Neodymium(III) perchlorate

Identifiers
- CAS Number: 13498-06-1;
- 3D model (JSmol): Interactive image;
- ChemSpider: 21160135;
- ECHA InfoCard: 100.033.459
- EC Number: 236-821-8;
- PubChem CID: 13783607;

Properties
- Chemical formula: Nd(ClO_{4})_{3}
- Molar mass: 442.5929 g/mol (anhydrate) 514.65402 g/mol (tetrahydrate) 523.66166 g/mol (4.5 hydrate) 550.68458 g/mol (hexahydrate)
- Appearance: light purple crystals (anhydrous)
- Density: 3.33 g/cm³ (anhydrate)
- Solubility in water: tan
- Solubility: soluble in hydrazine

Structure
- Crystal structure: Yb(ReO_{4})_{3}, α = 90°, β = 90°, γ = 120°
- Lattice constant: a = 0.9341 nm, b = 0.9341 nm, c = 0.5835 nm
- Hazards: GHS labelling:
- Pictograms: GHS03: Oxidizing GHS07: Exclamation mark
- Signal word: Danger
- Hazard statements: H271, H315, H319, H335
- Precautionary statements: P210, P220, P221, P264, P271, P280, P302, P304, P305, P312, P313, P332, P338, P340, P351, P352, P362, P370, P378, P501

Related compounds
- Other cations: Praseodymium(III) perchlorate Samarium(III) perchlorate

= Neodymium(III) perchlorate =

Neodymium(III) perchlorate is an inorganic compound.

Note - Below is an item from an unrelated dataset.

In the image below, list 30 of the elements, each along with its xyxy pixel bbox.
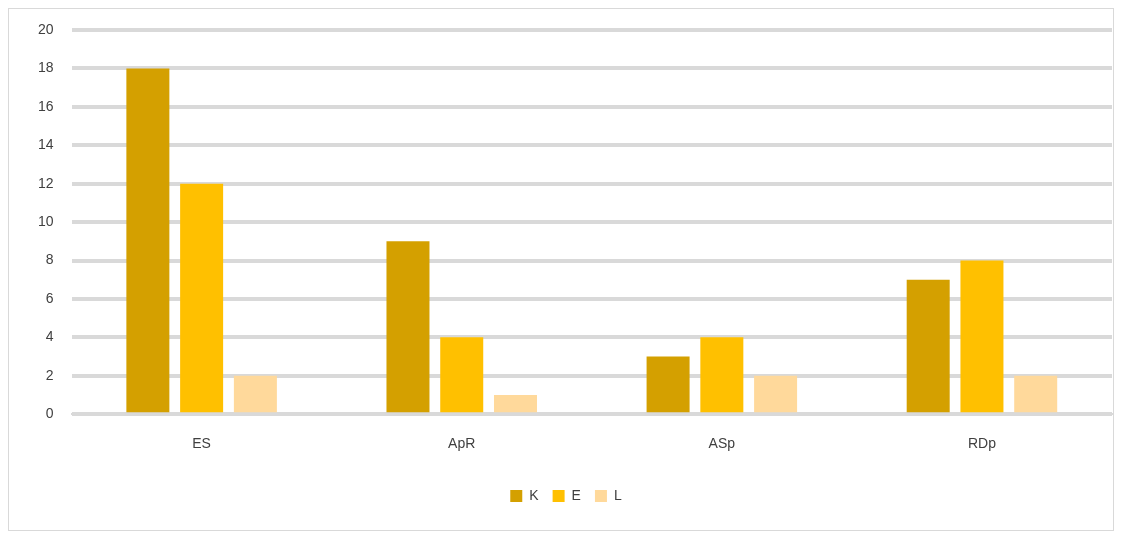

It is a salt of neodymium and perchloric acid with the chemical formula of Nd(ClO_{4})_{3}. It is soluble in water, forming purple-pink, hydrated crystals.

== Properties ==
=== Physical properties ===

Neodymium(III) perchlorate forms pale purple crystals when in its anhydrous form.

It is soluble in water, forming a fluorescent solution.

It forms crystals Nd(ClO_{4})_{3}·nH_{2}O, where n = 4, 4.5 are purple-pink crystals, and n = 6 forms pale pink to lavender crystals.

=== Alkaline salts ===

Nd(ClO_{4})_{3} can form alkaline salts, with the general formula of Nd(OH)_{x}(ClO_{4})_{3 − x}. The salt with x = 1.5 (saturated with 5 water atoms) is a light purple crystal with d = 2.88 g/cm³.

=== Other compounds ===
Nd(ClO_{4})_{3} can form compounds with hydrazine, such as Nd(ClO_{4})_{3}·6N_{2}H_{4}·4H_{2}O which is a small white crystal that is soluble in water, methanol, ethanol and acetone, and insoluble in toluene, with density of 2,3271 g/cm³ at 20 °C.